Things get even worse if the project is large with a lot of dependencies. We have to hope that guys maintaining our dependencies make sure they work with the new version of Swift, Xcode or iOS. This year guys from Zendesk weren’t able to submit a new version of ZendeskSDK in time, and I had to download the previous Xcode version to be able to run my project. Not fun!
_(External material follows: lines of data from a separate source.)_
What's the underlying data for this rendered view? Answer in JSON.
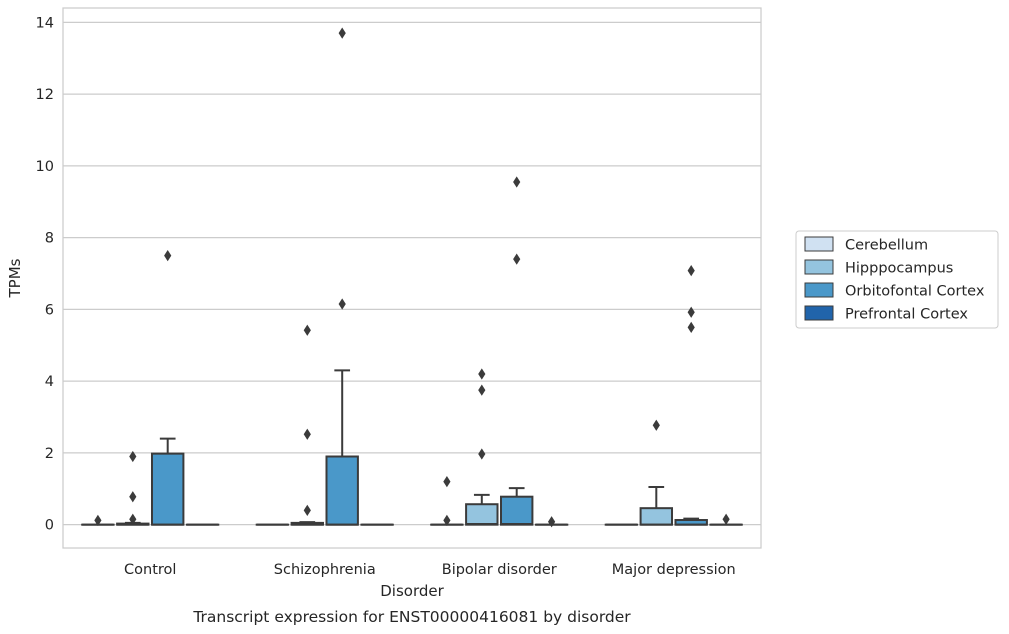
{
  "chart_data": {
    "type": "box",
    "title": "Transcript expression for ENST00000416081 by disorder",
    "xlabel": "Disorder",
    "ylabel": "TPMs",
    "ylim": [
      -0.65,
      14.4
    ],
    "yticks": [
      0,
      2,
      4,
      6,
      8,
      10,
      12,
      14
    ],
    "grid": true,
    "legend_placement": "right",
    "categories": [
      "Control",
      "Schizophrenia",
      "Bipolar disorder",
      "Major depression"
    ],
    "series": [
      {
        "name": "Cerebellum",
        "color": "#d0e1f2",
        "boxes": [
          {
            "q1": 0,
            "median": 0,
            "q3": 0,
            "whisker_low": 0,
            "whisker_high": 0,
            "outliers": [
              0.12
            ]
          },
          {
            "q1": 0,
            "median": 0,
            "q3": 0,
            "whisker_low": 0,
            "whisker_high": 0,
            "outliers": []
          },
          {
            "q1": 0,
            "median": 0,
            "q3": 0,
            "whisker_low": 0,
            "whisker_high": 0,
            "outliers": [
              0.12,
              1.2
            ]
          },
          {
            "q1": 0,
            "median": 0,
            "q3": 0,
            "whisker_low": 0,
            "whisker_high": 0,
            "outliers": []
          }
        ]
      },
      {
        "name": "Hipppocampus",
        "color": "#94c4df",
        "boxes": [
          {
            "q1": 0,
            "median": 0,
            "q3": 0.03,
            "whisker_low": 0,
            "whisker_high": 0.05,
            "outliers": [
              0.15,
              0.78,
              1.9
            ]
          },
          {
            "q1": 0,
            "median": 0,
            "q3": 0.05,
            "whisker_low": 0,
            "whisker_high": 0.07,
            "outliers": [
              0.4,
              2.52,
              5.42
            ]
          },
          {
            "q1": 0,
            "median": 0.02,
            "q3": 0.57,
            "whisker_low": 0,
            "whisker_high": 0.83,
            "outliers": [
              1.97,
              3.75,
              4.2
            ]
          },
          {
            "q1": 0,
            "median": 0,
            "q3": 0.46,
            "whisker_low": 0,
            "whisker_high": 1.05,
            "outliers": [
              2.77
            ]
          }
        ]
      },
      {
        "name": "Orbitofontal Cortex",
        "color": "#4a98c9",
        "boxes": [
          {
            "q1": 0,
            "median": 0,
            "q3": 1.98,
            "whisker_low": 0,
            "whisker_high": 2.4,
            "outliers": [
              7.5
            ]
          },
          {
            "q1": 0,
            "median": 0,
            "q3": 1.9,
            "whisker_low": 0,
            "whisker_high": 4.3,
            "outliers": [
              6.15,
              13.7
            ]
          },
          {
            "q1": 0,
            "median": 0.02,
            "q3": 0.78,
            "whisker_low": 0,
            "whisker_high": 1.02,
            "outliers": [
              7.4,
              9.55
            ]
          },
          {
            "q1": 0,
            "median": 0,
            "q3": 0.13,
            "whisker_low": 0,
            "whisker_high": 0.17,
            "outliers": [
              5.5,
              5.92,
              7.08
            ]
          }
        ]
      },
      {
        "name": "Prefrontal Cortex",
        "color": "#2164ab",
        "boxes": [
          {
            "q1": 0,
            "median": 0,
            "q3": 0,
            "whisker_low": 0,
            "whisker_high": 0,
            "outliers": []
          },
          {
            "q1": 0,
            "median": 0,
            "q3": 0,
            "whisker_low": 0,
            "whisker_high": 0,
            "outliers": []
          },
          {
            "q1": 0,
            "median": 0,
            "q3": 0,
            "whisker_low": 0,
            "whisker_high": 0,
            "outliers": [
              0.08
            ]
          },
          {
            "q1": 0,
            "median": 0,
            "q3": 0,
            "whisker_low": 0,
            "whisker_high": 0,
            "outliers": [
              0.15
            ]
          }
        ]
      }
    ]
  }
}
Xcode is a poor development tool

Xcode is the weakest member of Swift/Xcode/iOS Dev SDK. It has too many disadvantages compared to other IDEs:

  • It’s buggy. It can crash when you writing a complex piece of code or building a project with many dependencies. Its source code highlighter crashes often too. The worst thing is it barely gets better from version to version.
  • No easy way to add extensions. Generally speaking, you stuck with default Xcode functionality and can’t really extend it. Compare it with VSCode with its own marketplace for extensions.
  • Xcode Autocomplete and code formatting are poor. Again, I’m comparing with VSCode: its IntelliSense greatly improves my performance, and Prettier extension does all the formatting for you for free.
  • Interface Builder doesn’t work properly. Sometimes it can just stop connect outlets with the code.

Conclusion

You might say that these issues are mostly environment and toolset related, not the language itself. I’d agree with that, but we write code using tools, SDKs and IDE we’re given. And Apple doesn’t do a great job with improving these tools. In fact, if you are an iOS developer, you have to use Xcode in some sort of way.

I personally found Flutter more easy to work with tool for iOS development. Dart and Flutter have their own disadvantages, but they both rapidly grows and, at least, listen for feedback from developers.